The SJC pointed out first that the school zone statute is a strict liability law, which means a defendant can be punished even if he was not aware he was within 300 feet of a school or 100 feet of a park. In this case, however, the Court was tasked with considering whether the Legislature intended to impose criminal liability against someone like the defendant, who did nothing other than travel near a park as a passenger in a car (while possessing drugs with intent to distribute). The Court concluded that charging the defendant with the school zone statute would cause an “absurd” or “illogical” result. The purpose of the law when it was enacted in the 1980s was to protect children from being exposed to drug dealers. In this case, the defendant’s proximity to the park happened by chance, and there is no evidence he intended to deal drugs in, or even around, the park. Accordingly, there was no risk that children playing in the park would be exposed to the defendant’s drug dealing activities.

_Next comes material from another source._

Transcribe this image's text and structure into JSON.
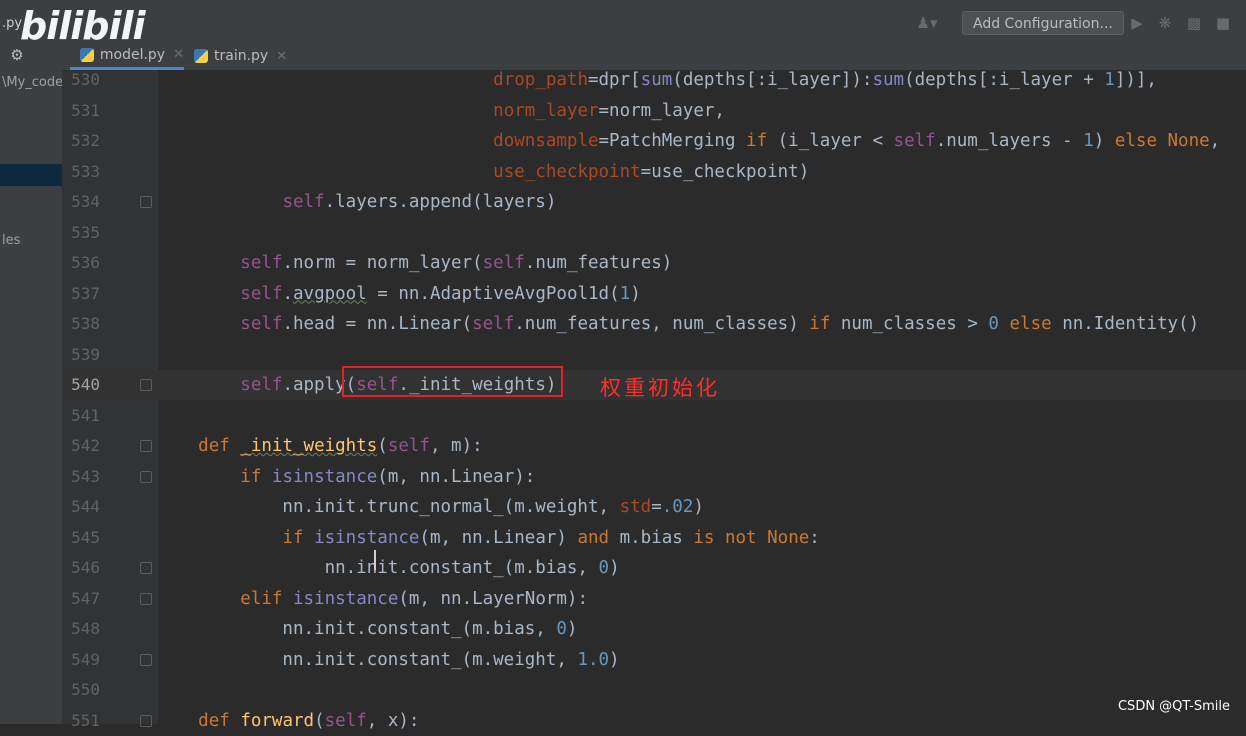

This is an important decision that limits the power of a draconian law. Until a few years ago, the school zone statute applied to all areas within 1,000 feet (instead of 300 feet) of a school. As a practical matter, many cities in Massachusetts did not have any areas that were not within 1,000 feet of a school. In reducing the distance to 300 feet (and in allowing prosecutions only if the violations occurred between 5 a.m. and midnight), the Legislature attempted to limit the applicability of the law to only those defendants who were actually close to a school or park within hours that a child might be present. This case is a further effort to punish only those drug dealers who are committing their crimes in a manner that might cause exposure to children.